Jung Sin-Ho, Kim Kyung Mann
Department of Biostatistics and Bioinformatics, Duke University, Durham, North Carolina 27710, USA.
Stat Med. 2004 Mar 30;23(6):881-96. doi: 10.1002/sim.1653.
Due to the optional sampling effect in a sequential design, the maximum likelihood estimator (MLE) following sequential tests is generally biased. In a typical two-stage design employed in a phase II clinical trial in cancer drug screening, a fixed number of patients are enrolled initially. The trial may be terminated for lack of clinical efficacy of treatment if the observed number of treatment responses after the first stage is too small. Otherwise, an additional fixed number of patients are enrolled to accumulate additional information on efficacy as well as on safety. There have been numerous suggestions for design of such two-stage studies. Here we establish that under the two-stage design the sufficient statistic, i.e. stopping stage and the number of treatment responses, for the parameter of the binomial distribution is also complete. Then, based on the Rao-Blackwell theorem, we derive the uniformly minimum variance unbiased estimator (UMVUE) as the conditional expectation of an unbiased estimator, which in this case is simply the maximum likelihood estimator based only on the first stage data, given the complete sufficient statistic. Our results generalize to a multistage design. We will illustrate features of the UMVUE based on two-stage phase II clinical trial design examples and present results of numerical studies on the properties of the UMVUE in comparison to the usual MLE.
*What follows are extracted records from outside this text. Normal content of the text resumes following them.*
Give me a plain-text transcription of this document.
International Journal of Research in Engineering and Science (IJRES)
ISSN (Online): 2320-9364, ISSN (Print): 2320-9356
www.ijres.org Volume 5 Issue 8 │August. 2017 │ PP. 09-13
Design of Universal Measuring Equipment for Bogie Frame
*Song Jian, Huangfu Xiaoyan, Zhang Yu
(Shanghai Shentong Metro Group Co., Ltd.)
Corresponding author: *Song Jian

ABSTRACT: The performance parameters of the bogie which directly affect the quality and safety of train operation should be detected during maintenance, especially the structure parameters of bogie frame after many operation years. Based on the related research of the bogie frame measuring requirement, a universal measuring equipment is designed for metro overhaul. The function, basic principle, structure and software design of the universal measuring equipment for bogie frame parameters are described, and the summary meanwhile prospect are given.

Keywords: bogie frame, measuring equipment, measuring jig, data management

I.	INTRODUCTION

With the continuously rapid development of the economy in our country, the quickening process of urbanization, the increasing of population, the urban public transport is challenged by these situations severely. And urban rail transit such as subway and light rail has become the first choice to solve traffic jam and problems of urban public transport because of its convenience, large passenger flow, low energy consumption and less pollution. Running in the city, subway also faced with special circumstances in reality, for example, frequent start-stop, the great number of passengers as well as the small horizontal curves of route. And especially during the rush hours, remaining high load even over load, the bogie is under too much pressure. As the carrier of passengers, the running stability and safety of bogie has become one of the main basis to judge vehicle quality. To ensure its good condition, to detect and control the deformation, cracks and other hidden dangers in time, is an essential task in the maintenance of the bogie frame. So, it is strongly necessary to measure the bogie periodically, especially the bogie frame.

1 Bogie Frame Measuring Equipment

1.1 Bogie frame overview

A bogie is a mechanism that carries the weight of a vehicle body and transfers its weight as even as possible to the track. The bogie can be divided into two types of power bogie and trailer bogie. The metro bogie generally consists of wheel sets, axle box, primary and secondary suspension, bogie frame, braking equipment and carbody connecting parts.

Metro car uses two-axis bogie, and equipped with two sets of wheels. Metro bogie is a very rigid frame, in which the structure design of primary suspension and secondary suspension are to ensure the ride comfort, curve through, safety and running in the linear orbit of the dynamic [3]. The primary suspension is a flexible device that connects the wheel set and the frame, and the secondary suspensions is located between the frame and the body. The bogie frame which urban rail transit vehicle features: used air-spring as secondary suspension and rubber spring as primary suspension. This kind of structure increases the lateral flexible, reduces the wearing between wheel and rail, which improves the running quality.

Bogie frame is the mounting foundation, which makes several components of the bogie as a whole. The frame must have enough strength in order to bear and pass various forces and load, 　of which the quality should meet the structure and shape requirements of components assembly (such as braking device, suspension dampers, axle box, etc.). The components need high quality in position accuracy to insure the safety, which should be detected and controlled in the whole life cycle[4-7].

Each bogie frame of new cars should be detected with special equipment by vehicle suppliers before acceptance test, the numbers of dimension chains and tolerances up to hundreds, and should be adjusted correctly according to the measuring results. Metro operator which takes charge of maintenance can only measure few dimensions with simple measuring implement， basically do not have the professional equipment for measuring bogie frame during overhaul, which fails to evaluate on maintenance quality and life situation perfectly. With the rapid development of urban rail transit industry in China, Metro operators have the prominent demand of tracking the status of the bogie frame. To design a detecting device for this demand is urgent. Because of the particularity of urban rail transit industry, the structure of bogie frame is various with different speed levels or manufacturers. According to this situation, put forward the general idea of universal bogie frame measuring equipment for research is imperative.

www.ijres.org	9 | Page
由于序贯设计中的可选抽样效应,序贯检验后的最大似然估计器(MLE)通常存在偏差。在癌症药物筛选的II期临床试验中采用的典型两阶段设计中,最初会招募固定数量的患者。如果在第一阶段观察到的治疗反应数量过少,试验可能会因治疗缺乏临床疗效而终止。否则,会再招募固定数量的患者,以积累关于疗效和安全性的更多信息。对于此类两阶段研究的设计有许多建议。在此我们证明,在两阶段设计下,二项分布参数的充分统计量,即停止阶段和治疗反应数量,也是完备的。然后,基于拉奥 - 布莱克威尔定理,我们将一致最小方差无偏估计器(UMVUE)推导为一个无偏估计器的条件期望,在这种情况下,它仅仅是在给定完备充分统计量时仅基于第一阶段数据的最大似然估计器。我们的结果推广到了多阶段设计。我们将基于两阶段II期临床试验设计示例说明UMVUE的特征,并给出与通常的MLE相比UMVUE性质的数值研究结果。